Abstract: In this study, we explored late-time cosmology within an extended class of theories based on $f(Q, L_m)$ gravity. This theory generalizes $f(Q)$ gravity by incorporating a non-minimal coupling between the non-metricity $Q$ and the matter Lagrangian $L_m$, analogous to the $f(Q,T)$ theory. The coupling between $Q$ and $L_m$ leads to the non-conservation of the matter energy-momentum tensor. We first investigated a cosmological model defined by the functional form $f(Q, L_m) = \alpha Q + \beta L_m^n$, where $\alpha$, $\beta$, and $n$ are constants.

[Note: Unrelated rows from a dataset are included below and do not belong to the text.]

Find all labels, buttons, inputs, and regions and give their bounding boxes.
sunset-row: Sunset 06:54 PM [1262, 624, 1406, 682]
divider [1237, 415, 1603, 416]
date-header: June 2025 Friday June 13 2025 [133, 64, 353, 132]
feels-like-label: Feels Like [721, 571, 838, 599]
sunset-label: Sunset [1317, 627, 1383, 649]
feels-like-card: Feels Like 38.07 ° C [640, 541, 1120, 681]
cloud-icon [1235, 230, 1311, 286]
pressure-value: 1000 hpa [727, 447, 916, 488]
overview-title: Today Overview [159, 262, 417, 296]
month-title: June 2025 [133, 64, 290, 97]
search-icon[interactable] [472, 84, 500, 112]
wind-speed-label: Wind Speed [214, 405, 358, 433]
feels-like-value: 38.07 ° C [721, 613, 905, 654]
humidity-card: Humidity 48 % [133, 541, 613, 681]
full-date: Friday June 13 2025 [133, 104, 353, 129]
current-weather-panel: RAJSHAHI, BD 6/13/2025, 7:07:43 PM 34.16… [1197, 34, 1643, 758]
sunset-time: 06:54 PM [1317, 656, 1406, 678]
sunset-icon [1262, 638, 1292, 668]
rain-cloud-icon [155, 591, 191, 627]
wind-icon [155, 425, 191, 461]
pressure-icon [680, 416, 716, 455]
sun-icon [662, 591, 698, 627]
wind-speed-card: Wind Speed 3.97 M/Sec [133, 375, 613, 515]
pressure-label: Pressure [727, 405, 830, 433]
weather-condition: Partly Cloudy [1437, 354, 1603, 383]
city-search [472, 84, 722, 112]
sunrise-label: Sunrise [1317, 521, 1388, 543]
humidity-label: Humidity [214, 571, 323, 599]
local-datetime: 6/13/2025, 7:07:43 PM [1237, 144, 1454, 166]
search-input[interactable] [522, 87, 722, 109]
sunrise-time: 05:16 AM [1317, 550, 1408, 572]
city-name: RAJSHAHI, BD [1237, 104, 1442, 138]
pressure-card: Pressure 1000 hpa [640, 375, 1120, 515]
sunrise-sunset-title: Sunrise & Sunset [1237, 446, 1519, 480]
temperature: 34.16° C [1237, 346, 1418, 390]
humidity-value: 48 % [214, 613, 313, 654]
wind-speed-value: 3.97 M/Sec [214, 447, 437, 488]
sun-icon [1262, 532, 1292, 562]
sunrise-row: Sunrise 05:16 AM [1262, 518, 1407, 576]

The derived Hubble parameter $H(z) = H_0 (1+z)^{\frac{3n}{2(2n-1)}}$ indicates that $n$ significantly influences the scaling of $H(z)$ over cosmic history, with $n > 2$ suggesting accelerated expansion. We also examined the simplified case of $n = 1$, leading to the linear form $f(Q, L_m) = \alpha Q + \beta L_m$, consistent with a universe dominated by non-relativistic matter. Using various observational datasets, including $H(z)$ and Pantheon, we constrained the model parameters. Our analysis showed that the $f(Q, L_m)$ model aligns well with observational results and exhibits similar behavior to the $\Lambda$CDM model. The results, with $q_0 = -0.22 \pm 0.01$ across all datasets, indicate an accelerating universe, highlighting the model's potential as an alternative to $\Lambda$CDM.